To see if this true, let’s reassign the formulas above in the following way.
- R + S = T
- $6*R + $15*S = V
- S = 1/9 * V - 2/3 * T
- R = T - S
[Fig. 1: The distribution of total transaction values for various combinations of rental and direct sales numbers.]
Here we see that the rental numbers could range from about 800 thousand to 2.4 million, while the direct sales could range from nearly 0 to 700 thousand! Maybe more instructive is to consider the range of the ratio of the rentals to direct sales:
[Fig. 2: The distribution of the ratio of rentals to direct sales for various combinations of rental and direct sales numbers.]
Using the sample values underlying these distributions in our last set of formulas, we observe that in all likelihood - an 80th percentile likelihood – the actual ratio of the rentals to sales falls in a much narrower range – the range of 3 to 9, not 1.11 to 215.
[Fig. 3: The 80th percentile prediction interval for the ratio of the rentals to sales falls in the range of 3 to 9.]
Our manager may push back on this by saying that our SME doesn’t really have the credibility to use the distributions assessed above. She asks, "What if we stick with maximal uncertainty within the range?” In other words, what if, instead of assessing a central tendency around the reported values with declining tails on each side, we assume there is a uniform distribution along the range of sales values (i.e., each value is equally probable to all values in the range)?
[Fig. 4a, b: We replace our SME supplied distribution for (a) total sales transactions and (b) total value with one that admits an insufficient reason to suspect that any value in our range is more likely than any other.]
What is the result? Well, we see that even with the assumption of maximal uncertainty, while the most likely range expands by a factor of 2.7 (i.e., the range expanded from 3-9 to 1.7-18), it still remains within a manageable range as the extreme edge cases are ruled out, not as impossible but as fairly unlikely.
[Fig. 5: Replacing our original SME distributions that had peaks with uniform distributions flattens out the distribution of our ratio of rentals to sales, causing the 80th percentile prediction interval to widen. The new range runs from about 1.7 to 18.]
The following graph displays the full range of sales and rental variation that is possible depending on our degrees of belief (as represented by our choice of distribution) about the range of total transactions and total value.
[Fig. 6: A scatter plot that demonstrates the distribution of direct sales and rental combinations as conditioned by our choice of distribution type.]
By focusing on the 80th percentile range of outcomes in the ratio of rentals to sales, we can significantly improve the credible range to estimate the rentals and direct sales from the approximate information we were given.
[Fig. 7: A scatter plot that demonstrates the distribution of direct sales and rental combinations as conditioned by our choice of distribution type, constrained only to those values in the 80th percentile prediction interval.]

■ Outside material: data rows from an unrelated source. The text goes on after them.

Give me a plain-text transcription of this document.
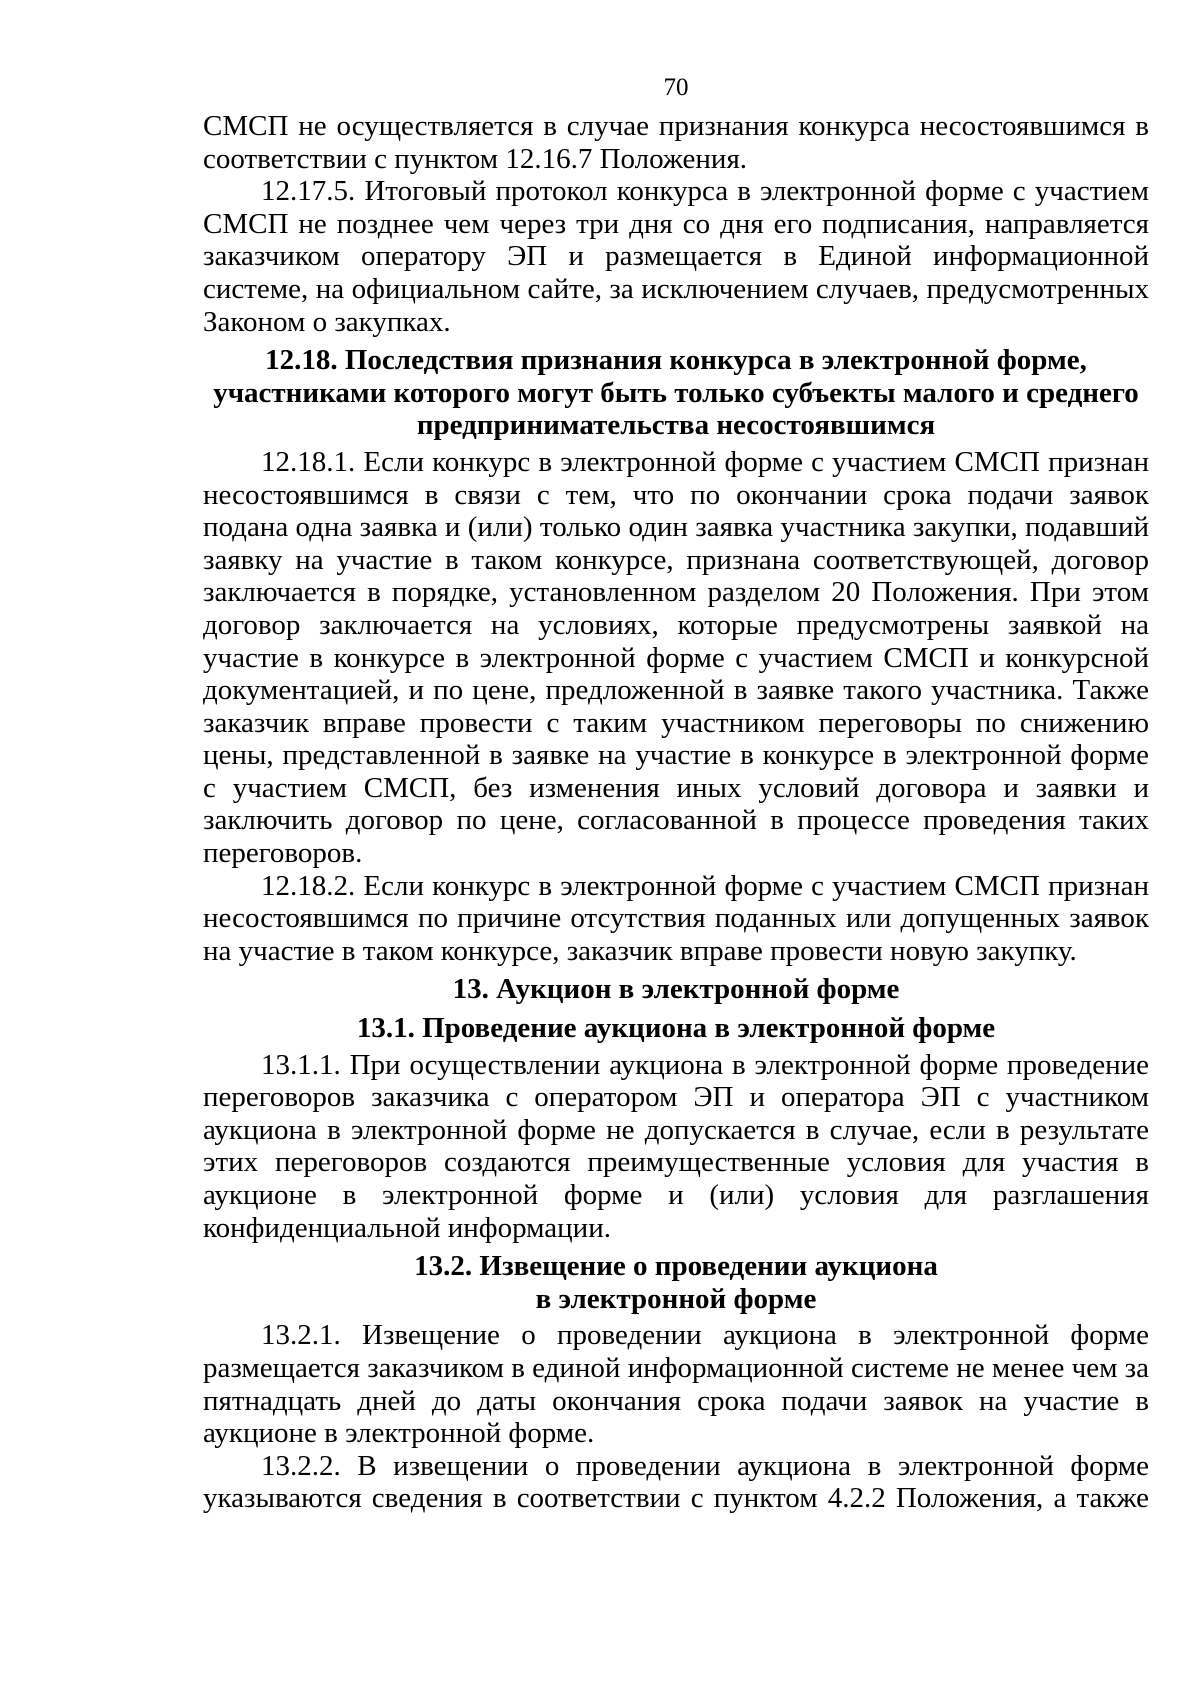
70

СМСП не осуществляется в случае признания конкурса несостоявшимся в соответствии с пунктом 12.16.7 Положения.

12.17.5. Итоговый протокол конкурса в электронной форме с участием СМСП не позднее чем через три дня со дня его подписания, направляется заказчиком оператору ЭП и размещается в Единой информационной системе, на официальном сайте, за исключением случаев, предусмотренных Законом о закупках.

12.18. Последствия признания конкурса в электронной форме,
участниками которого могут быть только субъекты малого и среднего
предпринимательства несостоявшимся

12.18.1. Если конкурс в электронной форме с участием СМСП признан несостоявшимся в связи с тем, что по окончании срока подачи заявок подана одна заявка и (или) только один заявка участника закупки, подавший заявку на участие в таком конкурсе, признана соответствующей, договор заключается в порядке, установленном разделом 20 Положения. При этом договор заключается на условиях, которые предусмотрены заявкой на участие в конкурсе в электронной форме с участием СМСП и конкурсной документацией, и по цене, предложенной в заявке такого участника. Также заказчик вправе провести с таким участником переговоры по снижению цены, представленной в заявке на участие в конкурсе в электронной форме с участием СМСП, без изменения иных условий договора и заявки и заключить договор по цене, согласованной в процессе проведения таких переговоров.

12.18.2. Если конкурс в электронной форме с участием СМСП признан несостоявшимся по причине отсутствия поданных или допущенных заявок на участие в таком конкурсе, заказчик вправе провести новую закупку.

13. Аукцион в электронной форме
13.1. Проведение аукциона в электронной форме

13.1.1. При осуществлении аукциона в электронной форме проведение переговоров заказчика с оператором ЭП и оператора ЭП с участником аукциона в электронной форме не допускается в случае, если в результате этих переговоров создаются преимущественные условия для участия в аукционе в электронной форме и (или) условия для разглашения конфиденциальной информации.

13.2. Извещение о проведении аукциона
в электронной форме

13.2.1. Извещение о проведении аукциона в электронной форме размещается заказчиком в единой информационной системе не менее чем за пятнадцать дней до даты окончания срока подачи заявок на участие в аукционе в электронной форме.

13.2.2. В извещении о проведении аукциона в электронной форме указываются сведения в соответствии с пунктом 4.2.2 Положения, а также
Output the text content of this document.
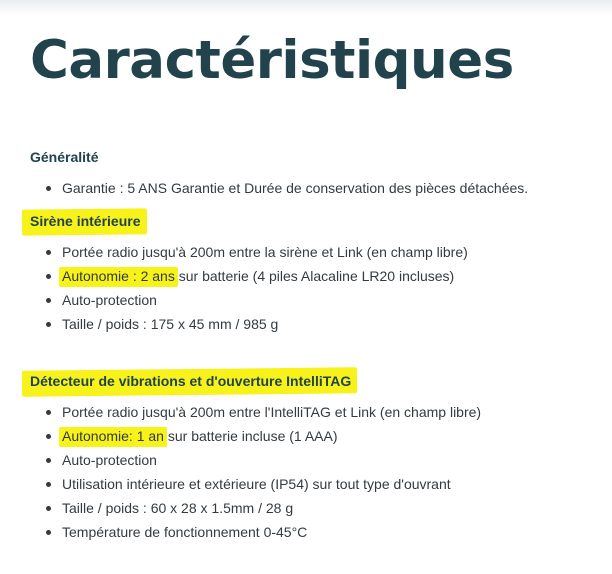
Caractéristiques
Généralité
Garantie : 5 ANS Garantie et Durée de conservation des pièces détachées.
Sirène intérieure
Portée radio jusqu'à 200m entre la sirène et Link (en champ libre)
Autonomie : 2 ans sur batterie (4 piles Alacaline LR20 incluses)
Auto-protection
Taille / poids : 175 x 45 mm / 985 g
Détecteur de vibrations et d'ouverture IntelliTAG
Portée radio jusqu'à 200m entre l'IntelliTAG et Link (en champ libre)
Autonomie: 1 an sur batterie incluse (1 AAA)
Auto-protection
Utilisation intérieure et extérieure (IP54) sur tout type d'ouvrant
Taille / poids : 60 x 28 x 1.5mm / 28 g
Température de fonctionnement 0-45°C
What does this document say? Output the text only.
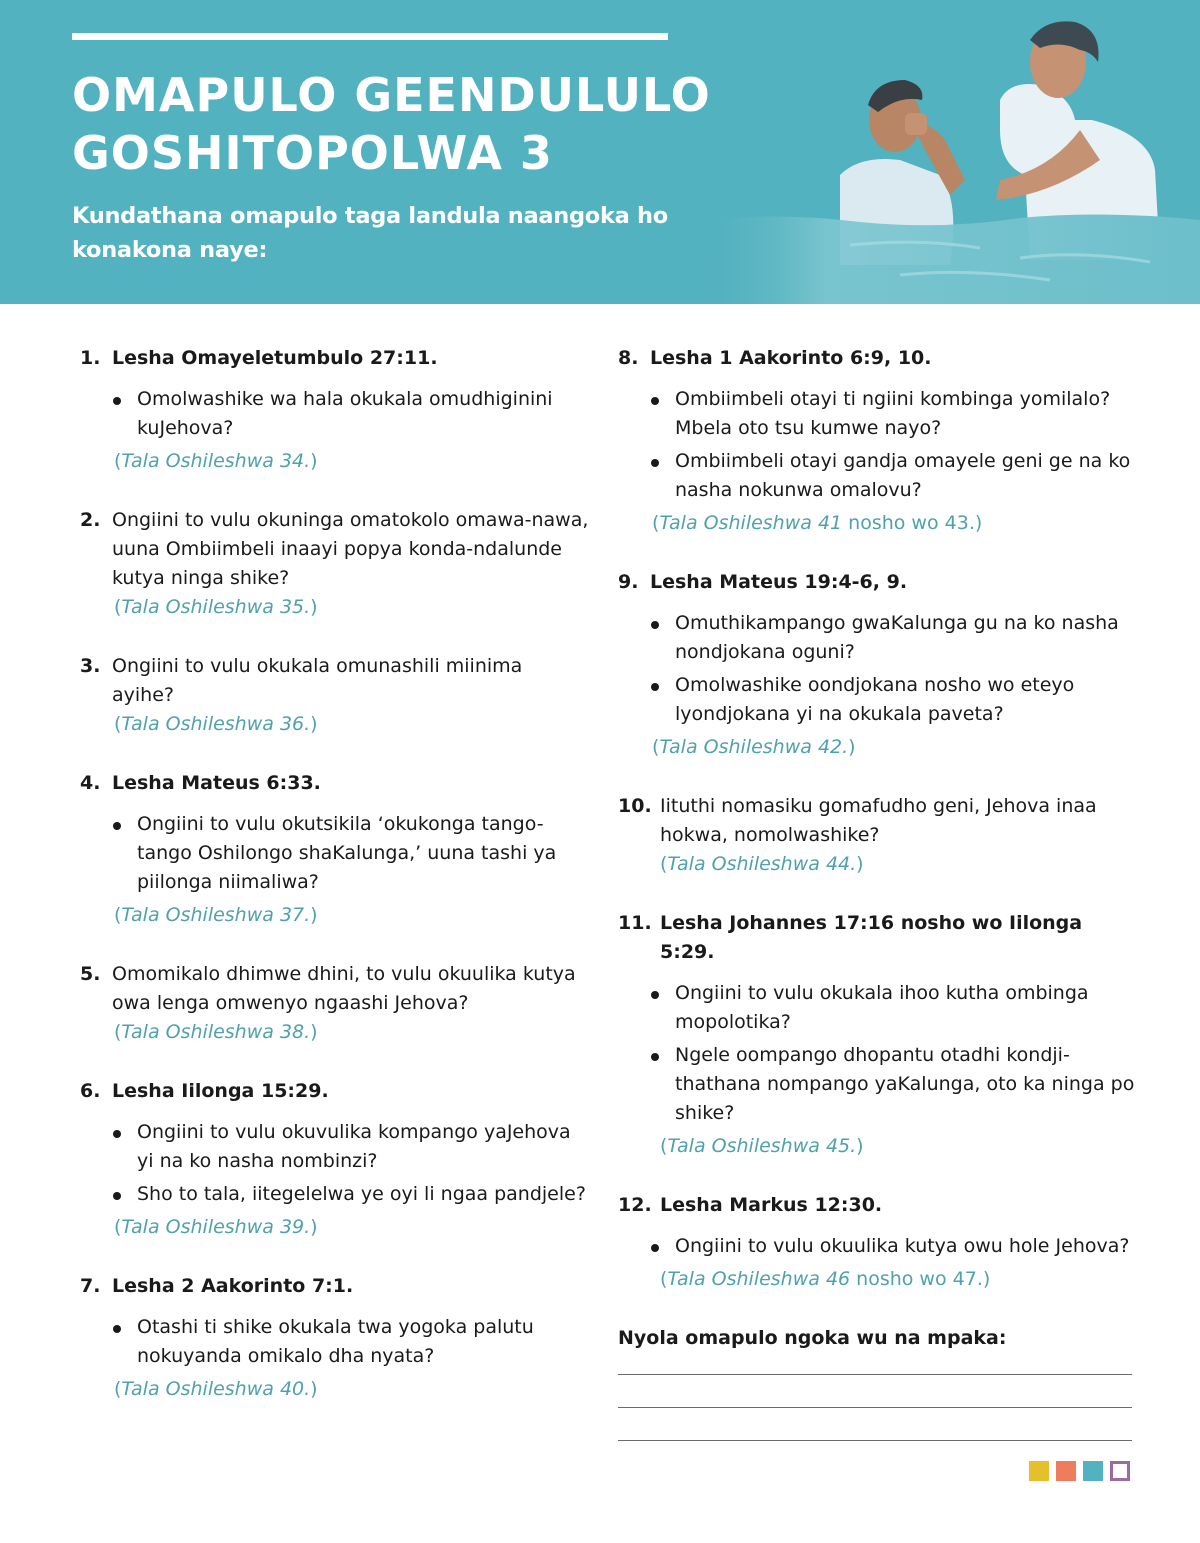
OMAPULO GEENDULULO
GOSHITOPOLWA 3
Kundathana omapulo taga landula naangoka ho konakona naye:
1. Lesha Omayeletumbulo 27:11.
Omolwashike wa hala okukala omudhiginini kuJehova?
(Tala Oshileshwa 34.)
2. Ongiini to vulu okuninga omatokolo omawa-nawa, uuna Ombiimbeli inaayi popya konda-ndalunde kutya ninga shike?
(Tala Oshileshwa 35.)
3. Ongiini to vulu okukala omunashili miinima ayihe?
(Tala Oshileshwa 36.)
4. Lesha Mateus 6:33.
Ongiini to vulu okutsikila ‘okukonga tango-tango Oshilongo shaKalunga,’ uuna tashi ya piilonga niimaliwa?
(Tala Oshileshwa 37.)
5. Omomikalo dhimwe dhini, to vulu okuulika kutya owa lenga omwenyo ngaashi Jehova?
(Tala Oshileshwa 38.)
6. Lesha Iilonga 15:29.
Ongiini to vulu okuvulika kompango yaJehova yi na ko nasha nombinzi?
Sho to tala, iitegelelwa ye oyi li ngaa pandjele?
(Tala Oshileshwa 39.)
7. Lesha 2 Aakorinto 7:1.
Otashi ti shike okukala twa yogoka palutu nokuyanda omikalo dha nyata?
(Tala Oshileshwa 40.)
8. Lesha 1 Aakorinto 6:9, 10.
Ombiimbeli otayi ti ngiini kombinga yomilalo? Mbela oto tsu kumwe nayo?
Ombiimbeli otayi gandja omayele geni ge na ko nasha nokunwa omalovu?
(Tala Oshileshwa 41 nosho wo 43.)
9. Lesha Mateus 19:4-6, 9.
Omuthikampango gwaKalunga gu na ko nasha nondjokana oguni?
Omolwashike oondjokana nosho wo eteyo lyondjokana yi na okukala paveta?
(Tala Oshileshwa 42.)
10. Iituthi nomasiku gomafudho geni, Jehova inaa hokwa, nomolwashike?
(Tala Oshileshwa 44.)
11. Lesha Johannes 17:16 nosho wo Iilonga 5:29.
Ongiini to vulu okukala ihoo kutha ombinga mopolotika?
Ngele oompango dhopantu otadhi kondji-thathana nompango yaKalunga, oto ka ninga po shike?
(Tala Oshileshwa 45.)
12. Lesha Markus 12:30.
Ongiini to vulu okuulika kutya owu hole Jehova?
(Tala Oshileshwa 46 nosho wo 47.)
Nyola omapulo ngoka wu na mpaka:
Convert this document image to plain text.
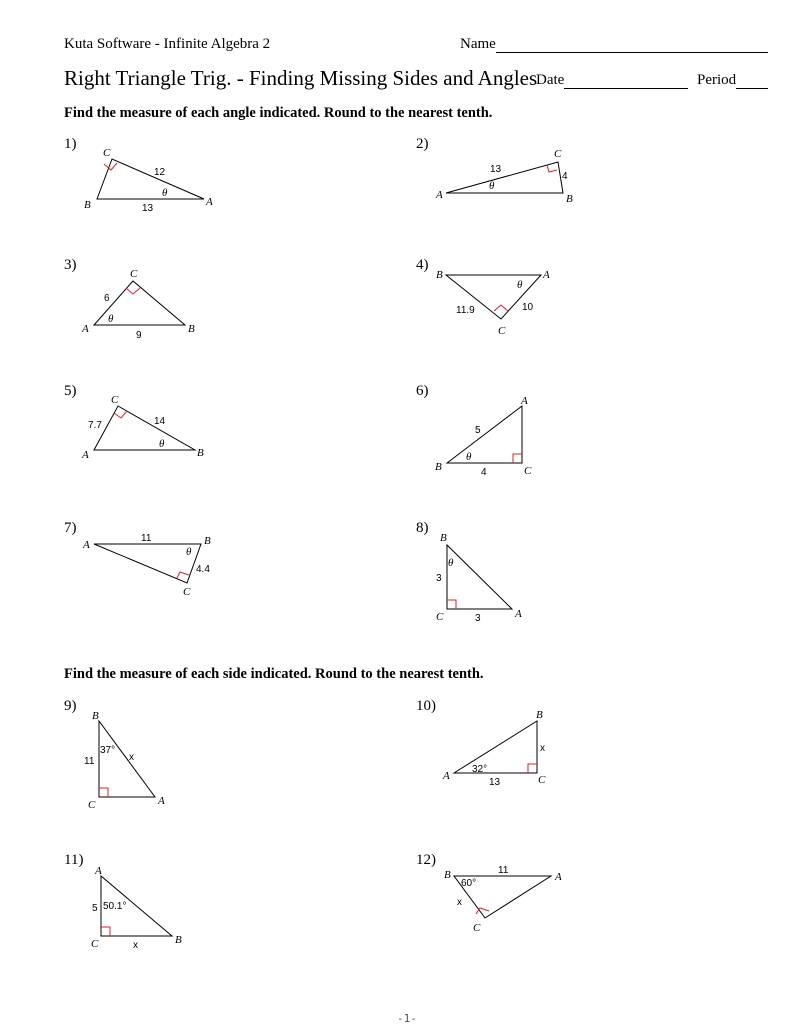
Kuta Software - Infinite Algebra 2	Name
Right Triangle Trig. - Finding Missing Sides and Angles
Date	Period
Find the measure of each angle indicated. Round to the nearest tenth.
Find the measure of each side indicated. Round to the nearest tenth.
1)	2)
3)	4)
5)	6)
7)	8)
9)	10)
11)	12)
C
B	A
12
13
θ
C
A	B
13
4
θ
C
A	B
6
9
θ
B	A
C
11.9	10
θ
C
A	B
7.7	14
θ
A
B	C
5
4
θ
A	B
C
11
4.4
θ
B
C	A
3
3
θ
B
C	A
11	x
37°
B
A	C
x
13
32°
A
C	B
5
x
50.1°
B	A
C
11
x
60°
-1-
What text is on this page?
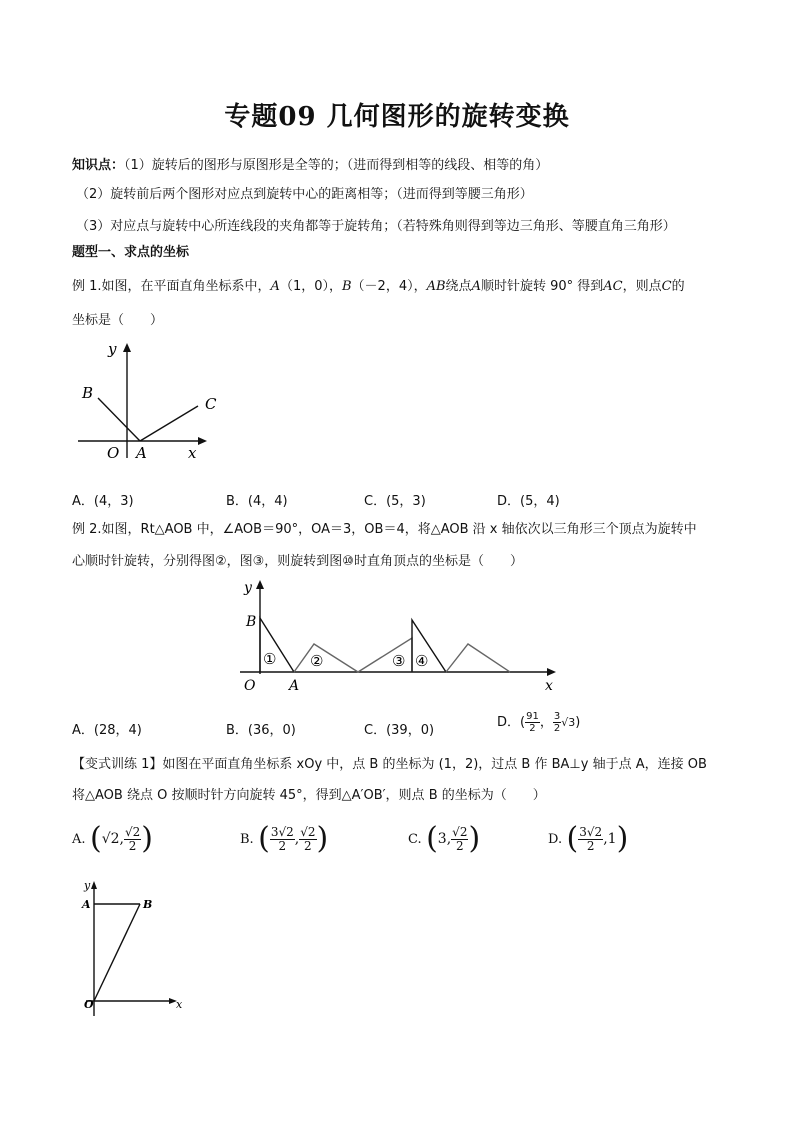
专题09 几何图形的旋转变换
知识点：（1）旋转后的图形与原图形是全等的；（进而得到相等的线段、相等的角）
（2）旋转前后两个图形对应点到旋转中心的距离相等；（进而得到等腰三角形）
（3）对应点与旋转中心所连线段的夹角都等于旋转角；（若特殊角则得到等边三角形、等腰直角三角形）
题型一、求点的坐标
例 1.如图，在平面直角坐标系中，A（1，0），B（－2，4），AB绕点A顺时针旋转 90° 得到AC，则点C的
坐标是（　　）
y
B
C
O A	x
A．(4，3)	B．(4，4)	C．(5，3)	D．(5，4)
例 2.如图，Rt△AOB 中，∠AOB＝90°，OA＝3，OB＝4，将△AOB 沿 x 轴依次以三角形三个顶点为旋转中
心顺时针旋转，分别得图②，图③，则旋转到图⑩时直角顶点的坐标是（　　）
y
B
O A	x
① ②	③ ④
A．(28，4)	B．(36，0)	C．(39，0)
D．( $\frac{91}{2}$ ， $\frac{3}{2} √3$)
【变式训练 1】如图在平面直角坐标系 xOy 中，点 B 的坐标为 (1，2)，过点 B 作 BA⊥y 轴于点 A，连接 OB
将△AOB 绕点 O 按顺时针方向旋转 45°，得到△A′OB′，则点 B 的坐标为（　　）
A. (√2, $\frac{√2}{2}$ )	B. ( $\frac{3√2}{2}$ , $\frac{√2}{2}$ )	C. (3, $\frac{√2}{2}$ )	D. ( $\frac{3√2}{2} ,1$)
y
A	B
O	x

Precise? Not within a hair’s breadth, no, but the degree of precision we obtain by employing probabilities (as opposed to relying on just a best guess with no understanding of the implications of the range of the assumptions) into our analysis improves by a factor of 13.1 (assuming maximum uncertainty) to 35.2 (trusting our SME). If our own planning depends on an understanding of this sales ratio, we can exercise more prudence in the effective allocation of the resources required to address it. Now, when our manager asks, “How do you know the actual values aren’t near the edge cases?”, we can respond by saying that we don’t know precisely, but using simple algebra combined with probabilities dictates that the actual values most likely are not.